Relational Database는 여러개의 column을 가지고 있는 table의 집합으로 구성된다. 또한, 각 table은 여러개의 row로 구성된다.

Instructor Table

instructor_id	name	dept_name	salary
10101	Srinivasan	Comp. Sci.	65000
12121	Wu	Finance	90000
15151	Mozart	Music	400000
123123	Jason	Mechanics	909090

Course Table

course_id	title	dept_name	credits
BIO101	Intro. to Biology	Biology	4
COMP3234	Database	Comp. Sci.	4
CS101	Game Design	Comp. Sci.	3
EE181	Image Processing	Comp. Sci.	4

Prereq Table

course_id	prereq_id
BIO101	COMP3234
CS101	EE181
COMP3234	EE181

일반적으로 하나의 row는 정보들의 집합사이의 relationship을 나타낸다. Prereq table은 course_id를 가지고있는 과목을 들으려면 prereq_id를 가지고있는 과목을 들어야 한다는 일종의 “관계”를 나타내고 있는것이다. 따라서 이 경우, prereq table의 row는 두개의 과목들간의 관계를 나타내고 있는 것이다. Table은 결국 row의 집합이기 때문에 “table”이라는 개념과 수학적인 의미에서의 “relation”은 깊은 관련이 있다. N개의 값들사이의 관계는 수학적으로 n-tuple로 나타낼 수 있다. 즉, n개의 값을 가지고있는 tuple은 table에서의 row를 나타낸다.

Relational model에서 relation은 table을 의미하고 tuple은 row를 가리키며 attribute은 table의 column을 나타낸다.

relation = table
tuple = row
attribute = column

따라서 위에서의 instructor이란 “relation”은 4개의 “attribute” (ID, name, dept_name, salary)를 가지고있는 것이다.

Relation Instance

Relation instance는 어떠한 relation의 특정 instance를 가리킨다. 예를들어, 위의 course table은 course란 relation의 relation instance인 것이다.

Row의 순서는 상관 없다

Relation은 tuple의 집합(set)을 의미하기 때문에 어떤 순서로 row가 등장하는지는 relation의 속성에 영향을 주지 않는다.

Domain

Relation의 각 attribute이 가질 수 있는 범위를 domain이라고 부른다. 예를들어 instructor table에서 salary란 attribute의 domain은 자연수(ex. USD)일 것이다.

Atomicity of Domain (원자성)

모든 relation r에 대해서, r의 모든 attribute은 atomic 이여야 한다.

원자란 뜻을 가진 atom에서 유추할수 있듯이, atomicity는 더 이상 쪼개질수 없는 unit을 지칭한다.

따라서 domain이 atomic하다는 말은 domain에 속한 모든 원소가 더이상 쪼개질 수 없는 가장 최소한의 단위여야 한다는 말이다. 예를들어 instructor table이 휴대폰 번호의 리스트인 phone_numbers이란 attribute을 가진다고 해보자. 이 경우에 phone_number의 domain은 atomic하다고 볼 수 없다. 만약 단 한개의 핸드폰 번호를 나타내느 phone_number이란 attribute이 있다면 atomic하다고 말할 수 있다.

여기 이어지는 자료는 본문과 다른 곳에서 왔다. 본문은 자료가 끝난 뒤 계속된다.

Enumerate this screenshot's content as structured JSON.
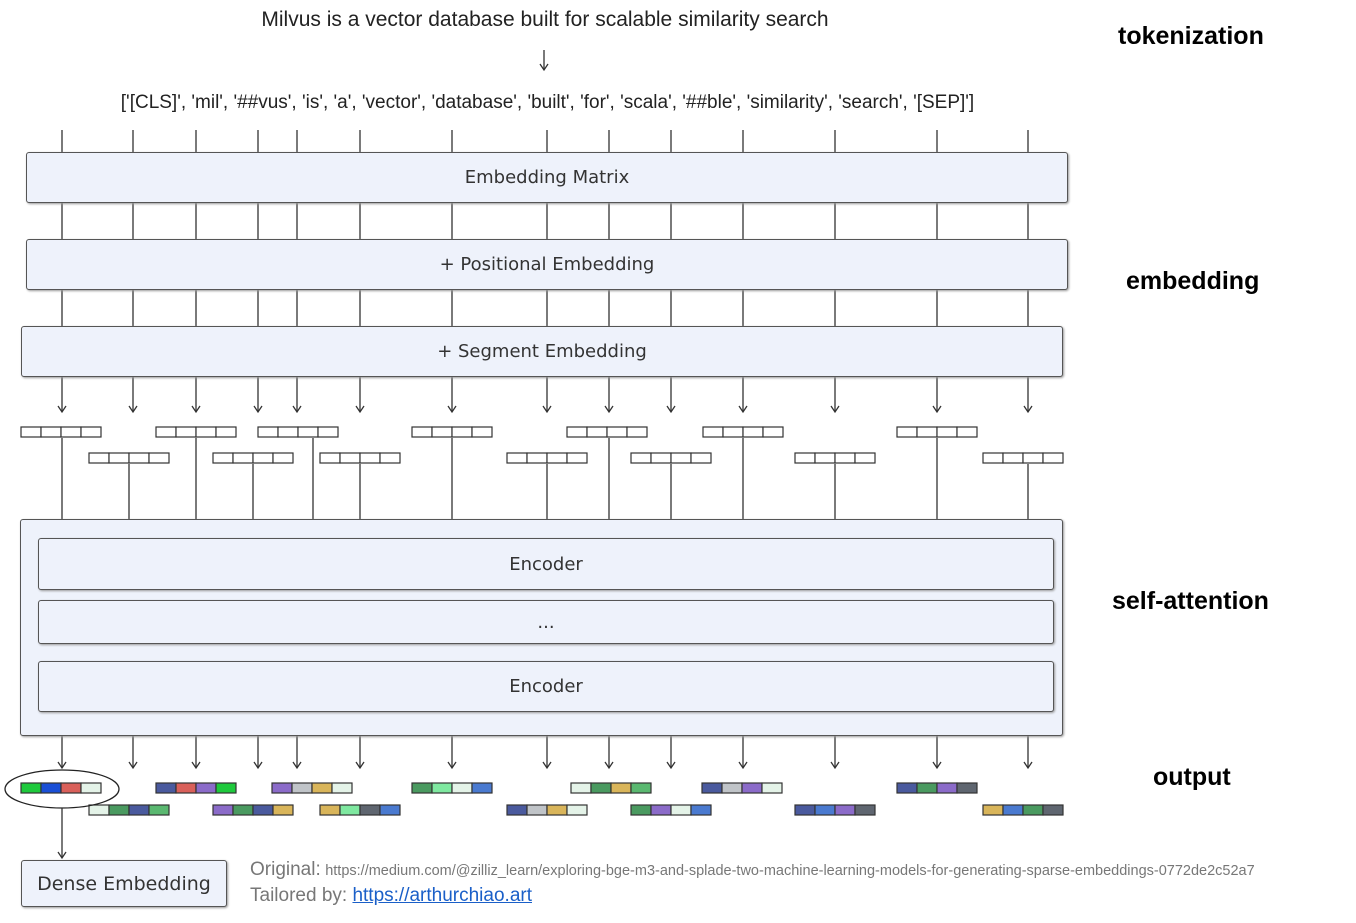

여기서 중요한 것은 domain 자체가 뭘 나타내는 것보다, 우리가 어떻게 domain을 바라보는지이다. 만약 핸드폰 번호가 항상 국가 코드와 지역 코드로 분리 될 수 있다면, 같은 휴대폰 번호라도 더 이상 atomic하지 않을 것이다.

Null value

Null value는 특정 값이 unknown이거나 존재하지 않는다는 것을 나타내는 특수한 값이다. 만약 위의 예시에서 instructor이 핸드폰 자체가 없다면 phone_number = NULL이 될 것이다.

2.2 Database Schema

Database Schema vs Database Instance

Database Schema: 데이터베이스의 logical design
Database Instance: 특정 시점에서 데이터베이스의 스냅샷

Relation vs Relation Schema vs Relation Instance

Relation: 프로그래밍 언어에서의 변수
Relation Schema: 변수 type
Relation Instance: 변수 값

프로그래밍 언어에서의 변수의 값은 항상 바뀌는것처럼 relation instance역시 항상 바뀐다 (ADD, DELETE, etc). 한편 변수의 type은 바뀌지 않듯이 (파이썬같은 dynamically-typed language를 제외하면) relation schema 역시 일반적으로 바뀌지 않는다.

위의 instructor relation에서 relation schema는 instructor (instructor_id, name, dept_name, salary)가 된다.

2.3 Keys

We need a way to uniquely identify each tuple in a relation.

Superkey

A set of one or more attributes that uniquely identify a tuple in the relation
Formally, let $R$ denote the set of attributes in the schema of relation $r$. If we say a subset $K$ of $R$ is a superkey for $r$, we’re restricting consideration to instances of relations $r$ in which no two distinct tuple have the same values on all attributes in $K$.
- That is, if $t_1$ and $t_2$ are in $r$ and $t_1 \neq t_2$, then $t_1 \cdot K \neq t_2 \cdot K$
A superkey may contain extraneous attributes. That means if $K$ is a superkey, then so is any superset of $K$.
- For example, if tuples in the relation Student could be uniquely identified by an attribute student_id. Then, any set of attributes containing the student id is also a superkey (ex. student_id and name).

Candidate Keys

We’re usually interested in superkeys for which no proper subset is a superkey. That means we’re interested in a “minimal” super key that does not contain any unhelpful and extraneous attributes.
It’s possible that several sets of attributes could serve as a candidate key.
- Suppose student_name and department_name are sufficient to uniquely identify a student. Then, both {student_id} and {student_name, department_name} are candidate keys.
- However, {student_id, student_name} is NOT a candidate key since student_id could solely identify a student uniquely.

Primary Key

On the other hand, a primary key is a candidate key that is chosen by the database designer as the principal means of identifying tuples within a relation.
primary key constraints
- The designation of a key represents a constraint in the real-world enterprise being modeled.
- Thus, primary keys are also referred to as primary key constraints.